Schließlich legt sich die Mutter auf den Rücken und säugt ihr Junges. Ein
tolles Erlebnis!
Als die beiden sich entfernen und schließlich hinter einem Hügel verschwinden,
wandern wir weiter. Doch wir sind wachsam und halten Ausschau nach weiteren
Bären, denn auch ich weiß jetzt ja wie gut die Blaubeeren hier schmecken!
Gegen Abend sehen wir eine weitere Caribou-Herde, die auf der High-Tundra
grast. Eine Weile beobachten wir die Jungs, doch dann wird es Zeit eine
geeignete Stelle für unser Zelt zu finden.
Am nächsten Morgen stehen wir früh auf, damit wir genug Zeit haben, bis zum
Eilson Visitor Center zu wandern. Von dort steigen wir in einen der
Camper-Busse, um zurück zum Parkausgang gebracht zu werden.

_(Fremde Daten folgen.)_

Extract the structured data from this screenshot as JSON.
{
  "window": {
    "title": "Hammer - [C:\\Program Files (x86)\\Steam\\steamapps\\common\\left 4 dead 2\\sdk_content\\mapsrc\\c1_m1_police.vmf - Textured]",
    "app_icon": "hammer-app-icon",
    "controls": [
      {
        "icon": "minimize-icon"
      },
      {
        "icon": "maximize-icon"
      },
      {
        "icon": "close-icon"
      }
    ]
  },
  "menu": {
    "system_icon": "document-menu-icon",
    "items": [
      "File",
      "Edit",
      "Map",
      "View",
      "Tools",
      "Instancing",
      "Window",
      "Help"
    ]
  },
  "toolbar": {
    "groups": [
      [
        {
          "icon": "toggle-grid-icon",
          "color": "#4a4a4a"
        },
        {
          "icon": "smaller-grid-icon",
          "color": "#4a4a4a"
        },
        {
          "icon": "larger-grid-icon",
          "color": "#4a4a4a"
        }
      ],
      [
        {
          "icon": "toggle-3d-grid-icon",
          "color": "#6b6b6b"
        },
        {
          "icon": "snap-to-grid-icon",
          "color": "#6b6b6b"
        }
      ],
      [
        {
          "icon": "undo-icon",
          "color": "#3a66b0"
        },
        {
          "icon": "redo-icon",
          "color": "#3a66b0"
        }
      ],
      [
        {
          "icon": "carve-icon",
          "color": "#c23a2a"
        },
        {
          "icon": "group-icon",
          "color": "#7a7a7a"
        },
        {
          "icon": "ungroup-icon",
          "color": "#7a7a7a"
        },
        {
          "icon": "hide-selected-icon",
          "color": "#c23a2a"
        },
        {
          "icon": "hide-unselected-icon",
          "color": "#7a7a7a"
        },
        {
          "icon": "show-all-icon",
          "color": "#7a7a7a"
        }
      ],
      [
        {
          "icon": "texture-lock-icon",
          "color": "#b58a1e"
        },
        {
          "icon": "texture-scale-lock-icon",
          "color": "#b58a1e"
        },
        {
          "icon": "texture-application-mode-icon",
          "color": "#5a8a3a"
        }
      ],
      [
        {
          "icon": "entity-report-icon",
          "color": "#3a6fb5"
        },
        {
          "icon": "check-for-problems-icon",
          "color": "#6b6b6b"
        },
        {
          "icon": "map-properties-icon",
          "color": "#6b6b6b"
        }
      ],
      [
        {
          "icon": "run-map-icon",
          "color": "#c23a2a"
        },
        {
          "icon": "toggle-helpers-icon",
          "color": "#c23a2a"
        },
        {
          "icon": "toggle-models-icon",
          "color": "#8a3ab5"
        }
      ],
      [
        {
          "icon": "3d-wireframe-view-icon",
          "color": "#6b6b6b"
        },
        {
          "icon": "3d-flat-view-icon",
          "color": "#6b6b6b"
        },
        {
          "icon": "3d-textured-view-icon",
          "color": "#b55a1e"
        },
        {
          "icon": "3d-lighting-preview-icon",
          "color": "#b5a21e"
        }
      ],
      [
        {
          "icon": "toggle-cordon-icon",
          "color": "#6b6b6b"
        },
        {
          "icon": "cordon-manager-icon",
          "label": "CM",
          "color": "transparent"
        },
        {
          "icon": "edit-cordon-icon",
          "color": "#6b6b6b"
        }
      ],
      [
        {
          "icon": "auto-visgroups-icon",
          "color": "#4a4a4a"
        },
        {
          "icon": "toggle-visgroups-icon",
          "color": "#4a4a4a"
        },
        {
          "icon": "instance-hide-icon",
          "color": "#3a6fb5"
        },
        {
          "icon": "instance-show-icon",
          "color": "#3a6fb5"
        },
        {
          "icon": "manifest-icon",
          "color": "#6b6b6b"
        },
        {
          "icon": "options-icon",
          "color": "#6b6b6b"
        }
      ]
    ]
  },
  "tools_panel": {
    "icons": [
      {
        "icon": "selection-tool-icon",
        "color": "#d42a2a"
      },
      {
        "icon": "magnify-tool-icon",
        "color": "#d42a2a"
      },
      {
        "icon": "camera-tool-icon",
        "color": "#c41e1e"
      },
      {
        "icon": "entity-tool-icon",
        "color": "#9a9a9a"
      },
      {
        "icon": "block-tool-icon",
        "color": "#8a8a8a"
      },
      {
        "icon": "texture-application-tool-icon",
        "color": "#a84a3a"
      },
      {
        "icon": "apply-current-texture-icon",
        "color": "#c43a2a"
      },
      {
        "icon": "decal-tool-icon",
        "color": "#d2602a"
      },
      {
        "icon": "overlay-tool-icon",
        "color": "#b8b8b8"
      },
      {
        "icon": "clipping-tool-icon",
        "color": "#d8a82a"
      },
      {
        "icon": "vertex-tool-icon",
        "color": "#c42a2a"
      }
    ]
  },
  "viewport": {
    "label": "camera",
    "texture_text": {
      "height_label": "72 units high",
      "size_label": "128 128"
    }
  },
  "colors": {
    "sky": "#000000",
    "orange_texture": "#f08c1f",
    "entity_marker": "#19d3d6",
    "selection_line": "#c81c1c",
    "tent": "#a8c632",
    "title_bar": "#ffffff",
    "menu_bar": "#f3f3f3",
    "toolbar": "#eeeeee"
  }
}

Es war eine eisige Nacht und alle Sträucher und Büsche sind dick mit Rauhreif
überzogen. Die Sonne steht noch tief - nur Mount McKinley´s Bergspitze wird
schon, quasi von unten, von der Sonne angestrahlt. Wunderschön!
Das letzte Stück unserer Wanderung wird dann nochmal richtig anstrengend. Wir
kreuzen kleine Flüsse, schlagen uns durch Gestrüpp, dann wieder durch einen
Bach und dann geht es nur noch bergauf und durch dichtes Gestrüpp. Als wir
wieder die High Tundra und die Straße erreichen, sind wir erschöpft, aber
glücklich, während uns der Bus auf der holprigen Schotterstraße zurück Richtung
Park-Eingang bringt.
Wieder haben wir Glück und können aus dem Busfenster Bären
fotografieren. Zwei Grizzlys grasen nur ein paar Meter von der Straße entfernt.
Jetzt im Herbst haben sich die Bären eine dicke Speckschicht angefressen, die
sie in ihrem Winterschlaf wärmen wird.
Ein Stück weiter sehen wir dann noch einen prächtigen Elchbullen und auch
einige Dall-Schafe, die an einem steilen Berghang krackseln.
Die 3 Tage im Denali Park haben uns gut gefallen. Wir werden die gewaltigen
Landschaften und das Gefühl der Freiheit vermissen.
Nachtrag:
Eine Woche nach unserer Wanderung im Denali Park wurde die Straße gesperrt - an
einem Tag sind 40 cm Schnee gefallen!